Exhibition

Sentier: A l’ombre du panoptique.

espace d'art contemporain 14°N 61°W, Fort de France, Martinique
26 Mar 2016 - 07 May 2016

Sentier: A l’ombre du panoptique.

SENTIER, A l’ombre du panoptique, 2016, etchings, monotypes & stencils, 125 x 165 cm

En tant qu’individu, le réel apparaît à Sentier comme dominé par la fragmentation, par la dislocation, des processus toutefois indissociables pour lui des idées d’assemblage, d’entrelacement, et de relation.

C’est un constat que chacun peut faire. Le désastre est une force puissante présente dans tout l’univers macrocosmique dans toutes ses dimensions, et l’homme ne saurait bien sûr s’y soustraire, mais il y résiste par la création. La société est fragmentée en sujets, en individualités sur lesquels elle exerce toutes sortes de pouvoirs. À bien des égards, elle ressemble à une prison et plus précisément à un panoptique, cette forme singulière d’architecture carcérale conçue au XVIIIe siècle pour permettre une surveillance étroite de chaque détenu. Michel Foucault, interprète ce concept dans son ouvrage Surveiller et punir comme un paradigme de notre société qui isole les individus les uns des autres afin de mieux les contrôler. Nous avons tous pris conscience ces dernières années, grâce à ceux que l’on nomme aujourd’hui des lanceurs d’alerte, combien nous ne savons jamais qui nous regarde ou nous écoute. Il nous est même impossible de nous dissimuler dans la foule, car c’est individuellement que nous sommes observés par le biais de tous les appareils dont nous sommes équipés.

La pratique artistique est pour Sentier un champ de résistances. C’est pour lui une activité libre et ouverte, même si elle lui semble trop souvent encadrée, dévoyée, réduite à la production de marchandises. L’art est pour l’artiste une tentative de dépassement de ce désarroi, voire de cette révolte qui parfois l’envahit face à des phénomènes naturels catastrophiques, à l’écoute des discours officiels trop souvent falsificateurs, ou encore devant les injustices et la cruauté. En pratiquant, Sentier cherche à relier l’incontournable présence du désastre avec ce désir de composer, de structurer qui domine ses actes et ses pensées, il accompagne ce qui se forme et se disloque simultanément.

L’art peut perturber les catégories et les usages, mais il n’aura certainement jamais le pouvoir d’empêcher les destructions et les massacres, aussi puissantes que puissent être certaines œuvres. Comment la contemplation esthétique, l’émotion poétique pourraient-elles contrer la violence et la dévastation? Quand le pire surgit, quand les ravages anéantissent les êtres et les choses, quand les libertés individuelles sont bafouées, l’art n’a plus sa place, mais il ne disparaît pas pour autant.

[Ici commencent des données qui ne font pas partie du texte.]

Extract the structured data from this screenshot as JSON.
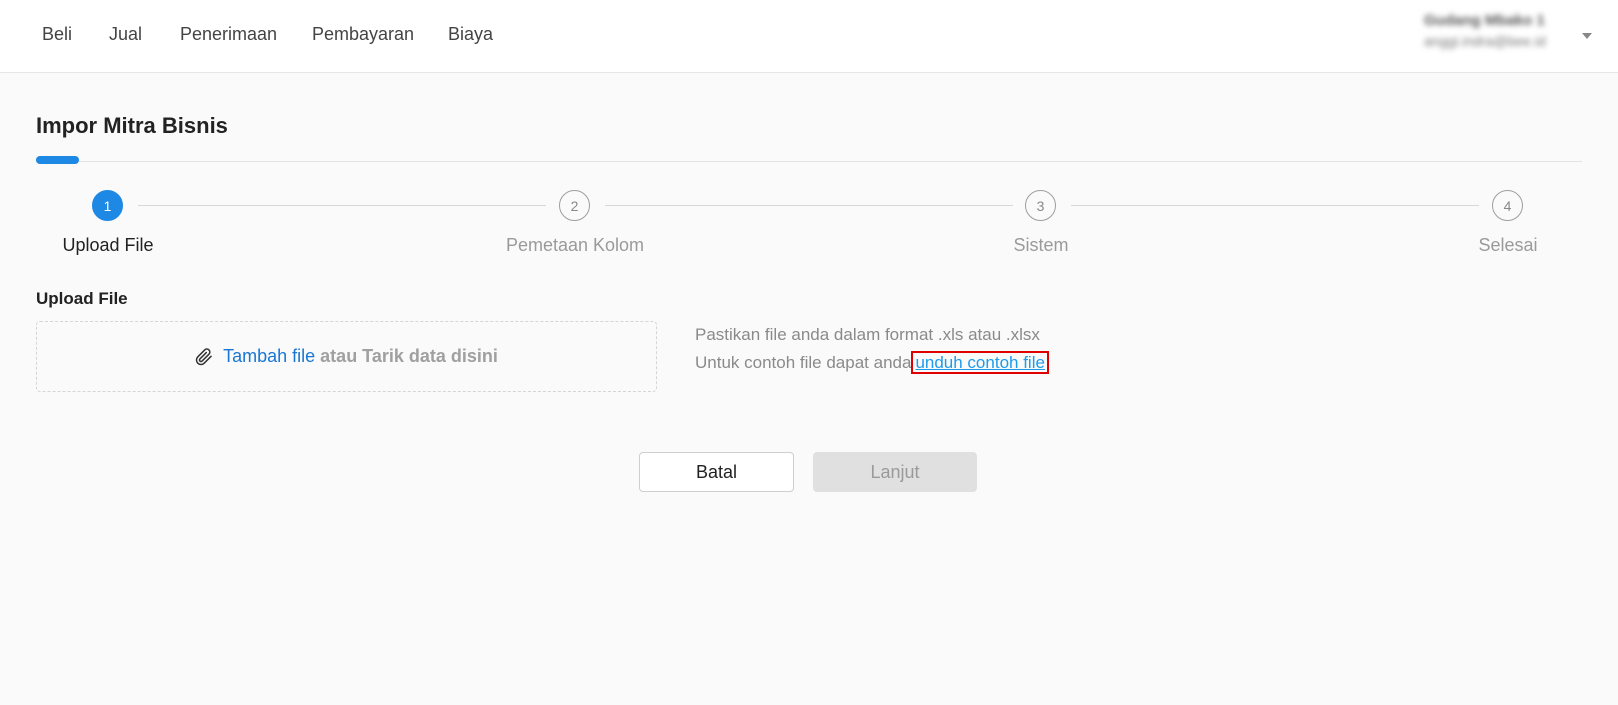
{
  "nav": {
    "items": [
      "Beli",
      "Jual",
      "Penerimaan",
      "Pembayaran",
      "Biaya"
    ],
    "account_name": "Gudang Mbako 1",
    "account_email": "anggi.indra@bee.id"
  },
  "page": {
    "title": "Impor Mitra Bisnis"
  },
  "stepper": {
    "steps": [
      {
        "number": "1",
        "label": "Upload File"
      },
      {
        "number": "2",
        "label": "Pemetaan Kolom"
      },
      {
        "number": "3",
        "label": "Sistem"
      },
      {
        "number": "4",
        "label": "Selesai"
      }
    ],
    "active_index": 0
  },
  "upload": {
    "section_title": "Upload File",
    "add_file_label": "Tambah file",
    "drag_label": "atau Tarik data disini",
    "info_line1": "Pastikan file anda dalam format .xls atau .xlsx",
    "info_line2_prefix": "Untuk contoh file dapat anda",
    "download_link": "unduh contoh file"
  },
  "actions": {
    "cancel_label": "Batal",
    "next_label": "Lanjut"
  },
  "colors": {
    "accent": "#1e88e5",
    "link": "#1976d2",
    "highlight_border": "#e00000"
  },
  "icons": {
    "attach": "paperclip-icon",
    "account_menu": "caret-down-icon"
  }
}
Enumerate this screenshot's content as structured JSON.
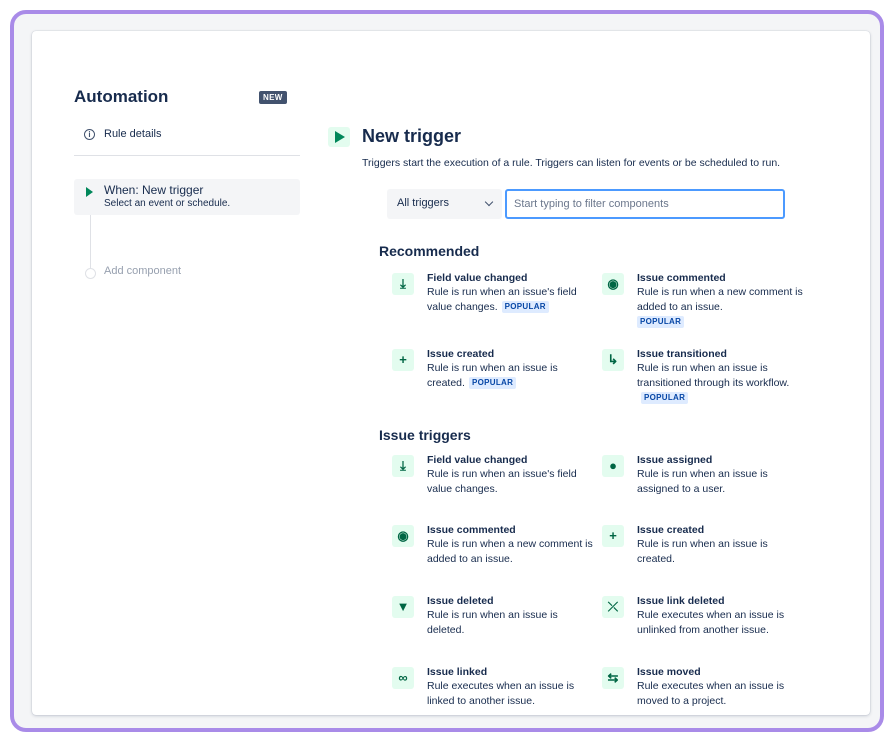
{
  "sidebar": {
    "title": "Automation",
    "badge": "NEW",
    "rule_details": "Rule details",
    "when_title": "When: New trigger",
    "when_subtitle": "Select an event or schedule.",
    "add_component": "Add component"
  },
  "main": {
    "title": "New trigger",
    "description": "Triggers start the execution of a rule. Triggers can listen for events or be scheduled to run.",
    "filter_select_value": "All triggers",
    "filter_placeholder": "Start typing to filter components",
    "popular_label": "POPULAR",
    "recommended": {
      "heading": "Recommended",
      "items": [
        {
          "name": "Field value changed",
          "desc": "Rule is run when an issue's field value changes.",
          "icon": "field-change-icon"
        },
        {
          "name": "Issue commented",
          "desc": "Rule is run when a new comment is added to an issue.",
          "icon": "comment-icon"
        },
        {
          "name": "Issue created",
          "desc": "Rule is run when an issue is created.",
          "icon": "plus-icon"
        },
        {
          "name": "Issue transitioned",
          "desc": "Rule is run when an issue is transitioned through its workflow.",
          "icon": "transition-icon"
        }
      ]
    },
    "issue_triggers": {
      "heading": "Issue triggers",
      "items": [
        {
          "name": "Field value changed",
          "desc": "Rule is run when an issue's field value changes.",
          "icon": "field-change-icon"
        },
        {
          "name": "Issue assigned",
          "desc": "Rule is run when an issue is assigned to a user.",
          "icon": "user-icon"
        },
        {
          "name": "Issue commented",
          "desc": "Rule is run when a new comment is added to an issue.",
          "icon": "comment-icon"
        },
        {
          "name": "Issue created",
          "desc": "Rule is run when an issue is created.",
          "icon": "plus-icon"
        },
        {
          "name": "Issue deleted",
          "desc": "Rule is run when an issue is deleted.",
          "icon": "trash-icon"
        },
        {
          "name": "Issue link deleted",
          "desc": "Rule executes when an issue is unlinked from another issue.",
          "icon": "unlink-icon"
        },
        {
          "name": "Issue linked",
          "desc": "Rule executes when an issue is linked to another issue.",
          "icon": "link-icon"
        },
        {
          "name": "Issue moved",
          "desc": "Rule executes when an issue is moved to a project.",
          "icon": "move-icon"
        }
      ]
    }
  }
}
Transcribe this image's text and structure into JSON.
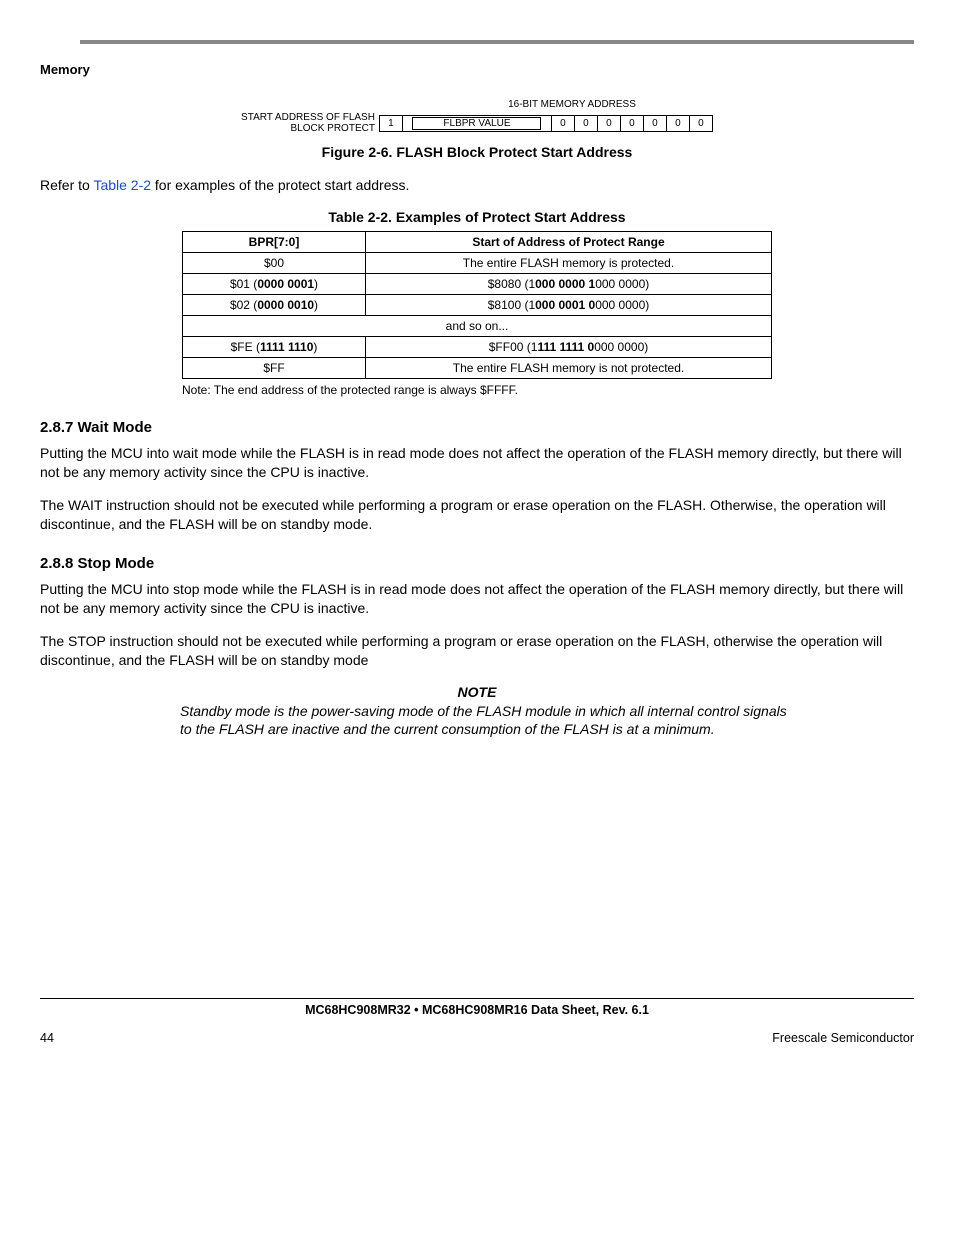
{
  "header": {
    "section": "Memory"
  },
  "fig26": {
    "top_label": "16-BIT MEMORY ADDRESS",
    "left_label_1": "START ADDRESS OF FLASH",
    "left_label_2": "BLOCK PROTECT",
    "bit15": "1",
    "mid_label": "FLBPR VALUE",
    "zeros": [
      "0",
      "0",
      "0",
      "0",
      "0",
      "0",
      "0"
    ],
    "caption": "Figure 2-6. FLASH Block Protect Start Address"
  },
  "intro": {
    "pre": "Refer to ",
    "link": "Table 2-2",
    "post": " for examples of the protect start address."
  },
  "table22": {
    "caption": "Table 2-2. Examples of Protect Start Address",
    "head_a": "BPR[7:0]",
    "head_b": "Start of Address of Protect Range",
    "rows": [
      {
        "a_pre": "",
        "a_hex": "$00",
        "a_bin": "",
        "b_pre": "",
        "b_txt": "The entire FLASH memory is protected.",
        "b_bin_pre": "",
        "b_bin_bold": "",
        "b_bin_post": ""
      },
      {
        "a_pre": "$01 (",
        "a_bold": "0000 0001",
        "a_post": ")",
        "b_pre": "$8080 (1",
        "b_bold": "000 0000 1",
        "b_post": "000 0000)"
      },
      {
        "a_pre": "$02 (",
        "a_bold": "0000 0010",
        "a_post": ")",
        "b_pre": "$8100 (1",
        "b_bold": "000 0001 0",
        "b_post": "000 0000)"
      },
      {
        "span": "and so on..."
      },
      {
        "a_pre": "$FE (",
        "a_bold": "1111 1110",
        "a_post": ")",
        "b_pre": "$FF00 (1",
        "b_bold": "111 1111 0",
        "b_post": "000 0000)"
      },
      {
        "a_pre": "",
        "a_hex": "$FF",
        "a_bin": "",
        "b_txt": "The entire FLASH memory is not protected."
      }
    ],
    "note": "Note: The end address of the protected range is always $FFFF."
  },
  "sec287": {
    "title": "2.8.7  Wait Mode",
    "p1": "Putting the MCU into wait mode while the FLASH is in read mode does not affect the operation of the FLASH memory directly, but there will not be any memory activity since the CPU is inactive.",
    "p2": "The WAIT instruction should not be executed while performing a program or erase operation on the FLASH. Otherwise, the operation will discontinue, and the FLASH will be on standby mode."
  },
  "sec288": {
    "title": "2.8.8  Stop Mode",
    "p1": "Putting the MCU into stop mode while the FLASH is in read mode does not affect the operation of the FLASH memory directly, but there will not be any memory activity since the CPU is inactive.",
    "p2": "The STOP instruction should not be executed while performing a program or erase operation on the FLASH, otherwise the operation will discontinue, and the FLASH will be on standby mode"
  },
  "note": {
    "head": "NOTE",
    "body": "Standby mode is the power-saving mode of the FLASH module in which all internal control signals to the FLASH are inactive and the current consumption of the FLASH is at a minimum."
  },
  "footer": {
    "doc": "MC68HC908MR32 • MC68HC908MR16 Data Sheet, Rev. 6.1",
    "page": "44",
    "vendor": "Freescale Semiconductor"
  }
}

Les œuvres présentées dans cette exposition sont des assemblages réalisés à l’aide de techniques très diverses. Ce sont des arrangements de formes hétéroclites, des agencements de fragments disparates, des rafistolages de restes et de ruines, des montages provisoires d’objets bricolés. Dans cette approche singulière, un assemblage n’est pas la création d’une structure unifiée, c’est plutôt une sorte de tâtonnement prudent jouant avec la complexité des désastres. L’ancien et le nouveau se mêlent dans les procédés et dans le propos artistique de Sentier. C’est ainsi que la photographie numérique rencontre la gravure taille-douce et le dessin ou encore que les résines de synthèse se combinent avec le plâtre et le bois. L’image et le volume se rejoignent entre eux également. Les photographies sont tirées à l’aide d’une imprimante à jet d’encre sur un papier habituellement réservé au dessin et à l’impression d’estampes, ce qui offre la possibilité de dessiner et de peindre directement sur les clichés.

Les assemblages d’images ou d’objets sont disposés dans l’espace d’exposition comme sur une scène de théâtre. Comme les éléments qui servent à structurer la scénographie d’un spectacle, ils ne sont pas destinés à garder une forme définitive. Ils sont démontables, c’est-à-dire que chaque pièce qui les compose peut être considérée comme une œuvre autonome. Les travaux sur papier sont fixés provisoirement sur les murs à l’aide de punaises ou de petits clous, alors que les volumes peuvent être posés à même le sol ou encore sur des supports de tailles et de matières variées qui participent du sens de la réalisation.